Tiba-tiba Aisha berteriak keras. “Pak Salim ….”
“Mau ngapain?” tanya Faris bingung.
“Iya Nyonya, sebentar ….”
“Pak Salim bisa tolong pakein ….” Teriakan Aisha terhenti karena Faris segera membekap bibir mungil itu.
“Sst … ngambekan nih ya,” tutur Faris segera meraih pengait helm di bawah dagu Aisha lalu memasangkannya.
“Lagian Abang sih ,” tutur Aisha lagi-lagi menyebikkan bibirnya, namun segera Faris obati dengan kecupan lembutnya.
“Iya Nyonya ada yang bisa Bapak bantu?” tiba-tiba Pak Salim menghampiri keduanya, membuat keduanya sontak merasa gugup karena takut Pak Salim sempat melihat adegan yang baru saja mereka lakukan.
“Oh nggak jadi Pak, maaf ya,” tutur Aisha lembut yang segera diangguki ramah oleh Pak Salim sebelum dia berbalik kembali meninggalkan kedua majikannya.
“Ya udah ayo naek,” ajak Faris membuat Aisha segera menduduki sisa jok kosong di belakangnya.
__ADS_1
“Pegangannya harus dimana nih? Perut atau pundak?” tutur Aisha ketika Faris mulai menghidupkan mesin motornya.
“Pundak aja Sayang.”
Dan benar saja Aisha meletakkan kedua tangannya di Pundak Faris.
“Sayang! Dikira Abang tukang ojek.” Faris segera membenarkan pegangan Aisha agar beralih ke perutnya, memandunya untuk memeluk erat.
Aisha sontak tergelak melihat raut kesal Faris dari kaca spion yang dapat dilihatnya.
***
Gus Hasan mulai merasakan hawa dingin menelusup tubuhnya, tapi justru ia malah melepaskan jaket jeans-nya, memakaikan pada gadis yang terduduk di sampingnya.
Ayla mendongak, menatap Gus Hasan bingung. Memang benar saat ini ia merasa hawa
dingin menembus kulitnya. Mungkin karena dress yang digunakannya malam ini hanya berlengan pendek.
“Pakai saja, untuk menutupi tubuh indahmu. Saya akan pulang. Kamu pulanglah, panggil
pengawalmu. Sudah larut, nanti orang tuamu mencemaskanmu.” Gus Hasan meraih tasnya hendak pergi.
“Mereka nggak akan peduli, aku nggak pulang semalaman juga mereka nggak akan sadar,” tutur Ayla sendu menghentikan langkah Gus Hasan.

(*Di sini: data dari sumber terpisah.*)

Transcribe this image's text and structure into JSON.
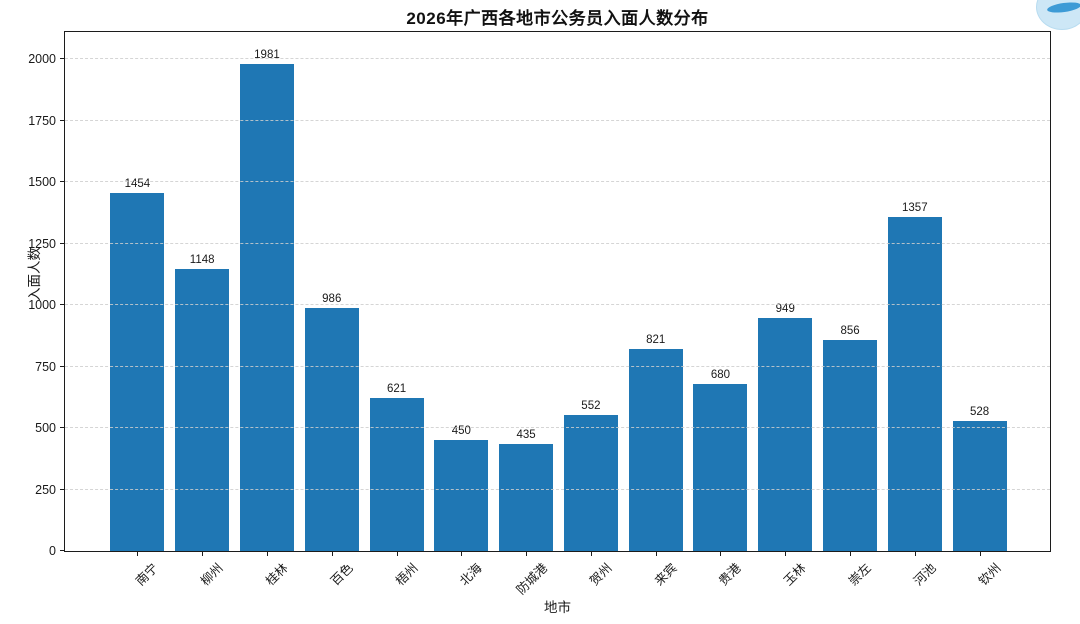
{
  "title": "2026年广西各地市公务员入面人数分布",
  "chart_data": {
    "type": "bar",
    "title": "2026年广西各地市公务员入面人数分布",
    "categories": [
      "南宁",
      "柳州",
      "桂林",
      "百色",
      "梧州",
      "北海",
      "防城港",
      "贺州",
      "来宾",
      "贵港",
      "玉林",
      "崇左",
      "河池",
      "钦州"
    ],
    "values": [
      1454,
      1148,
      1981,
      986,
      621,
      450,
      435,
      552,
      821,
      680,
      949,
      856,
      1357,
      528
    ],
    "xlabel": "地市",
    "ylabel": "入面人数",
    "ylim": [
      0,
      2110
    ],
    "yticks": [
      0,
      250,
      500,
      750,
      1000,
      1250,
      1500,
      1750,
      2000
    ],
    "legend": "none",
    "grid": "horizontal-dashed",
    "value_labels": "on",
    "bar_color": "#1f77b4",
    "grid_color": "#cecece",
    "spine_color": "#1c1c1c",
    "x_tick_rotation_deg": 45
  },
  "decor": {
    "corner_logo": "light-blue-circle-badge",
    "badge_bg": "#cde7f6",
    "badge_accent": "#3d9bd6"
  }
}
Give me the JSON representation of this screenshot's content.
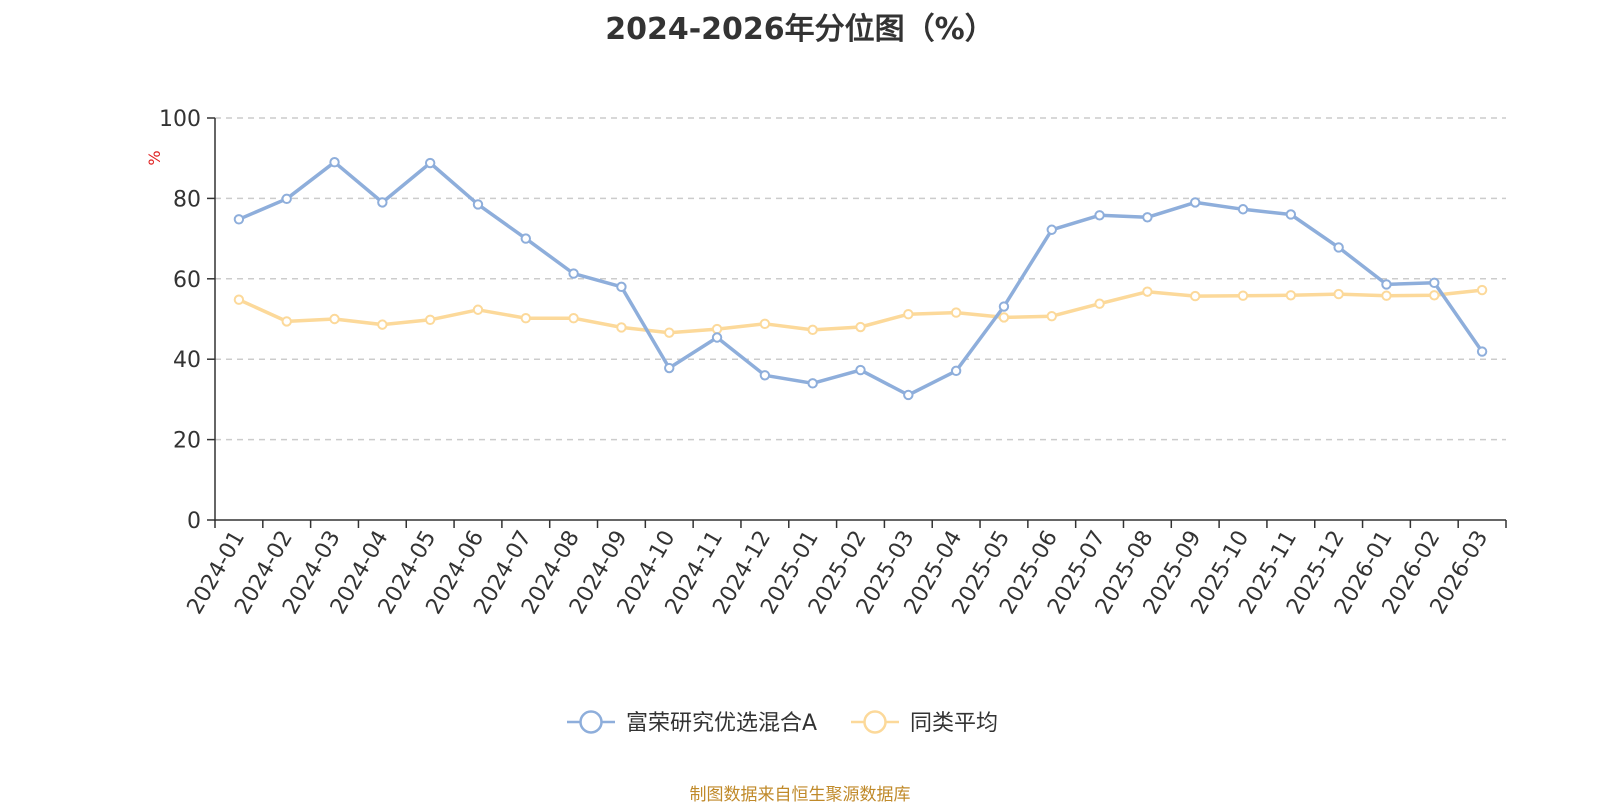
{
  "chart_data": {
    "type": "line",
    "title": "2024-2026年分位图（%）",
    "ylabel": "%",
    "ylim": [
      0,
      100
    ],
    "yticks": [
      0,
      20,
      40,
      60,
      80,
      100
    ],
    "grid": "horizontal dashed",
    "legend_position": "bottom-center",
    "categories": [
      "2024-01",
      "2024-02",
      "2024-03",
      "2024-04",
      "2024-05",
      "2024-06",
      "2024-07",
      "2024-08",
      "2024-09",
      "2024-10",
      "2024-11",
      "2024-12",
      "2025-01",
      "2025-02",
      "2025-03",
      "2025-04",
      "2025-05",
      "2025-06",
      "2025-07",
      "2025-08",
      "2025-09",
      "2025-10",
      "2025-11",
      "2025-12",
      "2026-01",
      "2026-02",
      "2026-03"
    ],
    "series": [
      {
        "name": "富荣研究优选混合A",
        "color": "#8eaedb",
        "values": [
          74.8,
          79.9,
          89.0,
          79.0,
          88.8,
          78.5,
          70.0,
          61.3,
          58.0,
          37.8,
          45.4,
          36.0,
          34.0,
          37.3,
          31.1,
          37.1,
          53.1,
          72.2,
          75.8,
          75.3,
          79.0,
          77.3,
          76.0,
          67.8,
          58.6,
          59.0,
          41.9
        ]
      },
      {
        "name": "同类平均",
        "color": "#fcd99a",
        "values": [
          54.8,
          49.4,
          50.0,
          48.6,
          49.8,
          52.3,
          50.2,
          50.2,
          47.9,
          46.6,
          47.5,
          48.8,
          47.3,
          48.0,
          51.2,
          51.6,
          50.4,
          50.7,
          53.8,
          56.8,
          55.7,
          55.8,
          55.9,
          56.2,
          55.8,
          55.9,
          57.2
        ]
      }
    ]
  },
  "footer": {
    "source": "制图数据来自恒生聚源数据库"
  }
}
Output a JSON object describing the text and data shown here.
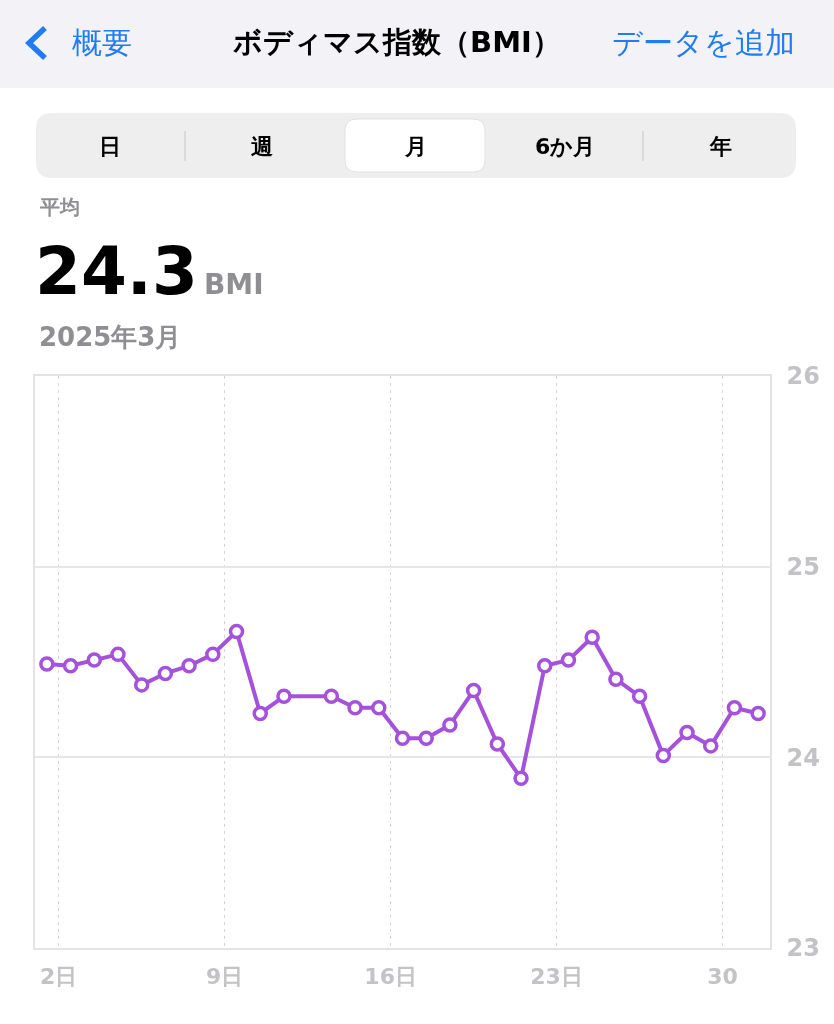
{
  "chart_data": {
    "type": "line",
    "title": "ボディマス指数（BMI）",
    "annotations": [
      "概要",
      "データを追加",
      "日",
      "週",
      "月",
      "6か月",
      "年",
      "平均",
      "24.3",
      "BMI",
      "2025年3月"
    ],
    "series": [
      {
        "color": "#a551db",
        "x": [
          "2025-03-01T12:00",
          "2025-03-02T12:00",
          "2025-03-03T12:00",
          "2025-03-04T12:00",
          "2025-03-05T12:00",
          "2025-03-06T12:00",
          "2025-03-07T12:00",
          "2025-03-08T12:00",
          "2025-03-09T12:00",
          "2025-03-10T12:00",
          "2025-03-11T12:00",
          "2025-03-13T12:00",
          "2025-03-14T12:00",
          "2025-03-15T12:00",
          "2025-03-16T12:00",
          "2025-03-17T12:00",
          "2025-03-18T12:00",
          "2025-03-19T12:00",
          "2025-03-20T12:00",
          "2025-03-21T12:00",
          "2025-03-22T12:00",
          "2025-03-23T12:00",
          "2025-03-24T12:00",
          "2025-03-25T12:00",
          "2025-03-26T12:00",
          "2025-03-27T12:00",
          "2025-03-28T12:00",
          "2025-03-29T12:00",
          "2025-03-30T12:00",
          "2025-03-31T12:00"
        ],
        "values": [
          24.49,
          24.48,
          24.51,
          24.54,
          24.38,
          24.44,
          24.48,
          24.54,
          24.66,
          24.23,
          24.32,
          24.32,
          24.26,
          24.26,
          24.1,
          24.1,
          24.17,
          24.35,
          24.07,
          23.89,
          24.48,
          24.51,
          24.63,
          24.41,
          24.32,
          24.01,
          24.13,
          24.06,
          24.26,
          24.23
        ]
      }
    ],
    "xlim": [
      "2025-03-01",
      "2025-04-01"
    ],
    "xticks": [
      {
        "value": "2025-03-02",
        "label": "2日"
      },
      {
        "value": "2025-03-09",
        "label": "9日"
      },
      {
        "value": "2025-03-16",
        "label": "16日"
      },
      {
        "value": "2025-03-23",
        "label": "23日"
      },
      {
        "value": "2025-03-30",
        "label": "30"
      }
    ],
    "ylim": [
      23,
      26
    ],
    "yticks": [
      23,
      24,
      25,
      26
    ],
    "grid": true,
    "marker": "circle",
    "line_style": "solid"
  }
}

“Satu-satunya orang yang peduli mungkin cuma nenek. Itu pun jika aku sedang di Yogya,” lanjut Ayla dengan mata yang mulai berkaca-kaca. Membuat Gus Hasan mengurungkan langkahnya, justru malah kembali mendudukan dirinya.
“Kamu orang Yogya?” tanya Gus Hasan sekenanya.
Gus Hasan paling tidak sanggup melihat wanita menangis, ia tak mengerti bagaimana caranya menenangkan wanita yang menangis.
Ayla menghembuskan napasnya pelan, menghapus air mata di sudut matanya, lalu kembali menoleh pada Gus Hasan.
“Mereka melakukan semua itu agar putrinya bisa hidup bahagia dengan layak. Banyak anak di luaran sana yang justru harus banting tulang untuk bertahan hidup sendiri. Apapun yang kita miliki tidak akan pernah merasa cukup jika kita tidak pandai bersyukur.”
“Tapi kebahagiaan nggak bisa diukur hanya dengan materi,” tutur Ayla memprotes Gus Hasan.
“Itu menurutmu yang memang sudah punya segalanya. Bayangkan jika keadaanmu seperti anak-anak di luaran sana yang tak seberuntung kamu, pasti keluhanmu sudah jelas akan berbeda dengan saat ini. Itulah sifat manusia, tidak akan pernah merasa puas dengan apa yang sudah dimilikinya.”
Gus Hasan menatap lurus air yang terlihat tenang dari atas jembatan, kembali melanjutkan kalimatnya tanpa menoleh pada sang gadis yang terlihat sedang mengatur perasaannya.
“Anggap saja masalahmu saat ini adalah sebuah kekurangan dari hidupmu yang selalu berkecukupan. Dunia ini sifatnya hanya sementara, tidak ada yang kekal apalagi sempurna.”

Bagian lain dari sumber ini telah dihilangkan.